Am 9. Februar hat Rußland die USA bezichtigt, sein Angebot der Vermittlung direkter Gespräche mit den Taliban zu ignorieren. In einem offenen Brief an "das amerikanische Volk" haben am 14. Februar die Taliban ihre Vorstellung eines Wegs zur Beilegung des Krieges in Afghanistan dargelegt. Demnach sollen die USA und alle anderen Staaten ihre Truppen aus Afghanistan abziehen. Im Rahmen eines "friedlichen Dialogs" sollten dann die wichtigsten gesellschaftlichen Gruppen in Afghanen die Möglichkeiten eines politischen Miteinanders ausloten. Die Taliban bekannten sich sowohl zur Schaffung eines afghanischen Staates, der alle Bürger gleich behandelt, als auch zum Recht von Frauen und Mädchen auf Schulbildung. Gleichzeitig warnten sie die USA, daß sie mit militärischer Gewalt selbst in 100 Jahren keinen Erfolg haben würden.
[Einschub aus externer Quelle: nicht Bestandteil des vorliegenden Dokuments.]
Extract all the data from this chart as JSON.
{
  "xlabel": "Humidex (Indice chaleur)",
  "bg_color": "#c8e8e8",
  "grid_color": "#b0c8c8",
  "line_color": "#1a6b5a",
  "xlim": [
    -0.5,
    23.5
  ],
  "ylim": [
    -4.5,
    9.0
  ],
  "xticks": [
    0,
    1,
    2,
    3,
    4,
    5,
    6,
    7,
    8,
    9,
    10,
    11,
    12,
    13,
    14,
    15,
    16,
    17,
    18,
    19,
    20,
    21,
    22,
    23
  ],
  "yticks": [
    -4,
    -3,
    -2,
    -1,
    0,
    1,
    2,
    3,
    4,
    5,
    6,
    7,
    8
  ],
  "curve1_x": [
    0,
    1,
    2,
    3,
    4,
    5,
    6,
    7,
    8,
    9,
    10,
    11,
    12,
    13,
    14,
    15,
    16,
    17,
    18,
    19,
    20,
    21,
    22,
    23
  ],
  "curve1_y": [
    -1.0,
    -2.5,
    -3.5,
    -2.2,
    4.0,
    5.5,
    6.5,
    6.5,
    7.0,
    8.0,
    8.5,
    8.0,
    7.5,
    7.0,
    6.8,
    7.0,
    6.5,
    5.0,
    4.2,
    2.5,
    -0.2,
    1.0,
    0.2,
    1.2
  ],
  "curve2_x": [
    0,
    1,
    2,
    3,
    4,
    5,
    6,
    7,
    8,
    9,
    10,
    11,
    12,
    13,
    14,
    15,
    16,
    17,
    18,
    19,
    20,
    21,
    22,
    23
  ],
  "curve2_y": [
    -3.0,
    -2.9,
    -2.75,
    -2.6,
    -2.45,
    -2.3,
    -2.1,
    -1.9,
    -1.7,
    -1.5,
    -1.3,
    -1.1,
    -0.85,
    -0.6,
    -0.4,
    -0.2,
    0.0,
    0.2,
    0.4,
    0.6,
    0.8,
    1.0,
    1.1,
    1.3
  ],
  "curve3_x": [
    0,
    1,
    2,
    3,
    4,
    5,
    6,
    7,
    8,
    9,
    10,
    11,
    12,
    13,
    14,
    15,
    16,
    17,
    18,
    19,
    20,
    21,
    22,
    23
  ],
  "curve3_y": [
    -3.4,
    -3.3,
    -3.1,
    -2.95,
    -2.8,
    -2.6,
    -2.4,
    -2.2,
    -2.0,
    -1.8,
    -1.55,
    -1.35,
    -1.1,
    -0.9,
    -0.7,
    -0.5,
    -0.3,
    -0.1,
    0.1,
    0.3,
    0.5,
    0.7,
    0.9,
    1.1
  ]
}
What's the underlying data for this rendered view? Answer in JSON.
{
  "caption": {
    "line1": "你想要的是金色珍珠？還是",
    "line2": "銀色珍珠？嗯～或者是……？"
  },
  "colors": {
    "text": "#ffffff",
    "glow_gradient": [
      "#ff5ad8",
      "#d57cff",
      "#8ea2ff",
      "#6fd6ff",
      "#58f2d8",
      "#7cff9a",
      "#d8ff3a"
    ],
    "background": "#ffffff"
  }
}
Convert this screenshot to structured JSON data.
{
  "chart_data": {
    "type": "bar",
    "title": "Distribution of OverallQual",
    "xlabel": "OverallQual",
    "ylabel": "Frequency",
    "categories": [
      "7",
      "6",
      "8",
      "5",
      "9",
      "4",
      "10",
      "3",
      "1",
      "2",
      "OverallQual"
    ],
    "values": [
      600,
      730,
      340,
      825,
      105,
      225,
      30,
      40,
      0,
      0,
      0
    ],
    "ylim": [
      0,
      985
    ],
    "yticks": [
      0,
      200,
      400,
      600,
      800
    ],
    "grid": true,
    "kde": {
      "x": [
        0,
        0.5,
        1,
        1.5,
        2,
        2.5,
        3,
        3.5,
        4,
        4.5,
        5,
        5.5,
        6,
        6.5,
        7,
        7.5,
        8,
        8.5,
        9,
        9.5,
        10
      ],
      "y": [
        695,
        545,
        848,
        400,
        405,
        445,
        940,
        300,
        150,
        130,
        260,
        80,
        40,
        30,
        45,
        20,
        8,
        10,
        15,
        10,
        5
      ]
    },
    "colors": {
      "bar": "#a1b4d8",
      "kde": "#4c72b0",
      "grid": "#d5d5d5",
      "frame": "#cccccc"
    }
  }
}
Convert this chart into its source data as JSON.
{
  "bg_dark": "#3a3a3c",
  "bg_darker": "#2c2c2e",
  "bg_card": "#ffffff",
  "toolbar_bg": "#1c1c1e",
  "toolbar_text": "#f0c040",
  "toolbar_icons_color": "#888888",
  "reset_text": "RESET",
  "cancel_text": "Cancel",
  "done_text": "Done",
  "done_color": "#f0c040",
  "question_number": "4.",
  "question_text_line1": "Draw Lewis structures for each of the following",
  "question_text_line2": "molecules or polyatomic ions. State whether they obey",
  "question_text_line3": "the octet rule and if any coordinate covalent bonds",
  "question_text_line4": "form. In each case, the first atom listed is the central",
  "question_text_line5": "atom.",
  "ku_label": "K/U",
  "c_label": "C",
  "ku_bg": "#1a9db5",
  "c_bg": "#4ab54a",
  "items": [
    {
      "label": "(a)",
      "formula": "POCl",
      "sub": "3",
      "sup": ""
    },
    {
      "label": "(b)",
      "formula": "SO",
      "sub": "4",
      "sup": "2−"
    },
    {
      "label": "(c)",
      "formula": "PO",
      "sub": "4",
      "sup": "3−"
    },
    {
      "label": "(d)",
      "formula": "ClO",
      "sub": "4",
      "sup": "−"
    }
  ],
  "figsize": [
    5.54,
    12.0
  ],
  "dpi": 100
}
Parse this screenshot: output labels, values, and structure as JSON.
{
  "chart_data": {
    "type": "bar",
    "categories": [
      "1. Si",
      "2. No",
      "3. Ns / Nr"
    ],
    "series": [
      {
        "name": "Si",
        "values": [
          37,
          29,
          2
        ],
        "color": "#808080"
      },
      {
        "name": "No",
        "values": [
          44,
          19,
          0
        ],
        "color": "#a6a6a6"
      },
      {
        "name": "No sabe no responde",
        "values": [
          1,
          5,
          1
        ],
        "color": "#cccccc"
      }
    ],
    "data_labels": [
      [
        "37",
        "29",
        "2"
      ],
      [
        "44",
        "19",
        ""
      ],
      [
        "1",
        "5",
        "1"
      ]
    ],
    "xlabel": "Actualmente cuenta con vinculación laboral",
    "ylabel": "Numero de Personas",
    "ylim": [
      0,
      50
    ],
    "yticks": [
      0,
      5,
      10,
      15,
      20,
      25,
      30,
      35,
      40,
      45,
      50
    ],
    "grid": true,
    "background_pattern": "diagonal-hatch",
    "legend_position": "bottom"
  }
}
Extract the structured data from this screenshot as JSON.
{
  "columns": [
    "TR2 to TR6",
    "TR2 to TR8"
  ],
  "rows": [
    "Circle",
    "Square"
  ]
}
Angesichts der Pattsituation in Afghanistan, bei der keine der beiden Seiten die andere endgültig in die Knie zwingen kann, fragen sich viele Beobachter, was die USA mit dem Dauermilitärengagement am Hindukusch bezwecken. Nicht wenige Kenner der Lage, darunter der ehemalige Präsident Afghanistans, Hamid Karsai, halten den "Antiterrorkrieg" Amerikas für einen reinen Vorwand. In einem Interview mit der Washington Post sagte Karsai vor kurzem, die USA wären "nicht zum Feiern" nach Afghanistan gekommen. "Sie brauchen nicht so viele Basen zu bauen, nur um ein paar Taliban zu besiegen. Sie sind hier wegen der großen Rivalen Amerikas in der Nachbarschaft und nutzen zufällig unser Land."

Für den Verdacht, Washington verfolgt in Afghanistan vornehmlich geostrategische Ziele, spricht der Angriff, den die US-Luftwaffe am 9. Februar gegen Ausbildungslager der East Turkestan Islamic Movement in der nordostafghanischen Provinz Badachschan durchführte. Die ETIM, die mit Al Kaida sowie mit den afghanischen und pakistanischen Taliban verbündet ist, kämpft für die Unabhängigkeit Xinjiangs von der Volksrepublik China. Über die Luftangriffe ist wenig bekannt geworden. Weder Opferzahlen noch eine Begründung für die Operation hat es bislang gegeben. Man kann jedoch davon ausgehen, daß die Aktion die ETIM zu verstärkten Bemühungen anregen wird, die sich dann vor allem gegen chinesische Streitkräfte richten und für Instabilität in Xinjiang sorgen.